For some impenetrable reason, the surprise that Dickie's expression assumed had a tinge of sadness to it. Loretta could not believe that it was because the man had wanted his brother to be responsible, but perhaps he also didn't want there to be no one to blame for this tragedy. In moments of distress people always sought out a scapegoat, and there was no doubt in Loretta's mind that she would be blamed for the show being shut down. Perhaps Dickie didn't want fate to continue to be so unkind to Loretta, who in his eyes didn't deserve anything but the greatest happiness.

"Hm," the man made a reluctantly accepting sound but within moments the distinctive caring attentiveness in which Loretta had always seen a wishful reflection of herself returned to his gentle eyes.

"Can I get you anything?" Dickie wondered, averse to staying idle. "Some water? An ice pack?" He cracked that little smile of his that was always tinted with just a touch of melancholy. "A hug?"

Her heart swelling with grateful longing, Loretta smiled back at him fondly but had to refuse. "I would love that, but I don't think my shoulder could take it." She replied to Dickie's concerned gaze with brave reassurance, "No, I'm gonna be all right."

Dickie nodded, willing himself to believe that she would be, that the unmistakable weary wretchedness in this brilliant woman would pass sooner than any of them dared to hope.

"Should I maybe take off your hat?" he offered, ever the committed helpful manager, as he stepped up behind Loretta.

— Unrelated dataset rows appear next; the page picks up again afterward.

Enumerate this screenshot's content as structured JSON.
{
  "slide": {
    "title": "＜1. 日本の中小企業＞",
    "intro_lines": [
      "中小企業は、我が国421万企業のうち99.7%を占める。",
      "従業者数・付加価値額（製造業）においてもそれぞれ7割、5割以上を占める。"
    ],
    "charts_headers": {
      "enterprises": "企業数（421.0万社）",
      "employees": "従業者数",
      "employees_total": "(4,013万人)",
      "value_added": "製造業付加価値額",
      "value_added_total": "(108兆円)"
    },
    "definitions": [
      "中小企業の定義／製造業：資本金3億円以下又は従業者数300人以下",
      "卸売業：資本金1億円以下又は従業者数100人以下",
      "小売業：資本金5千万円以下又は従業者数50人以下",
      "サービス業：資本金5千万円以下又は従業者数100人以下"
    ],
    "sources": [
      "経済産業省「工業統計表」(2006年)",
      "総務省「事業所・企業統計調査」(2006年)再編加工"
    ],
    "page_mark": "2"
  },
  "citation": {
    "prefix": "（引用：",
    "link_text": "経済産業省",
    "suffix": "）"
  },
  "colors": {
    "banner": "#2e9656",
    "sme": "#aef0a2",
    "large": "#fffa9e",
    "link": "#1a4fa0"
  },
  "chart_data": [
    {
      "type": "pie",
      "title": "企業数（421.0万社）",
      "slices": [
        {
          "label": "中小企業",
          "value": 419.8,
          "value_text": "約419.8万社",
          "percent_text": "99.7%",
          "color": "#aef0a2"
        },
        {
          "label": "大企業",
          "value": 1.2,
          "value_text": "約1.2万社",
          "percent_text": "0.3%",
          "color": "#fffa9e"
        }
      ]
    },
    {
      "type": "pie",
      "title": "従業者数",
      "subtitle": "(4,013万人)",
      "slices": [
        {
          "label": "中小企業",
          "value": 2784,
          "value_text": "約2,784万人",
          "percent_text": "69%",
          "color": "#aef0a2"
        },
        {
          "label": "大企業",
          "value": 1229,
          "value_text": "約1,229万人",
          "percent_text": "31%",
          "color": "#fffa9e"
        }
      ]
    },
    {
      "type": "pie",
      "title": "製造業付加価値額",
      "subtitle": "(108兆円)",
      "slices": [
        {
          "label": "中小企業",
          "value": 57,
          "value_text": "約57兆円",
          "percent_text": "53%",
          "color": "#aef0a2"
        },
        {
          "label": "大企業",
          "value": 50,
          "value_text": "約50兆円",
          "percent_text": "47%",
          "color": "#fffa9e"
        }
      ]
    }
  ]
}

"Please," Loretta replied with a low breathy sigh of sweet relief and soon enough felt both the hat-pin and the prickling clip below release her hair and slip away.

"And the braids?"

Loretta didn't get the chance to give him permission to undo the remaining mirage of her character because the door her son had left ajar was pushed open once again and Oliver's sobering presence unwittingly shattered the comfortable mellow harmony that had developed between her and Dickie.

Oliver looked thoroughly deflated, and the kind eyes that had dimmed into misty grey and lost their singular lively twinkle turned with heavy expectancy to the man standing behind her instead of addressing Loretta.

With a subtle clink the Nanny's hat was placed on the vanity table beside her, and Dickie said, "I guess I'm gonna go. You two probably have things to discuss."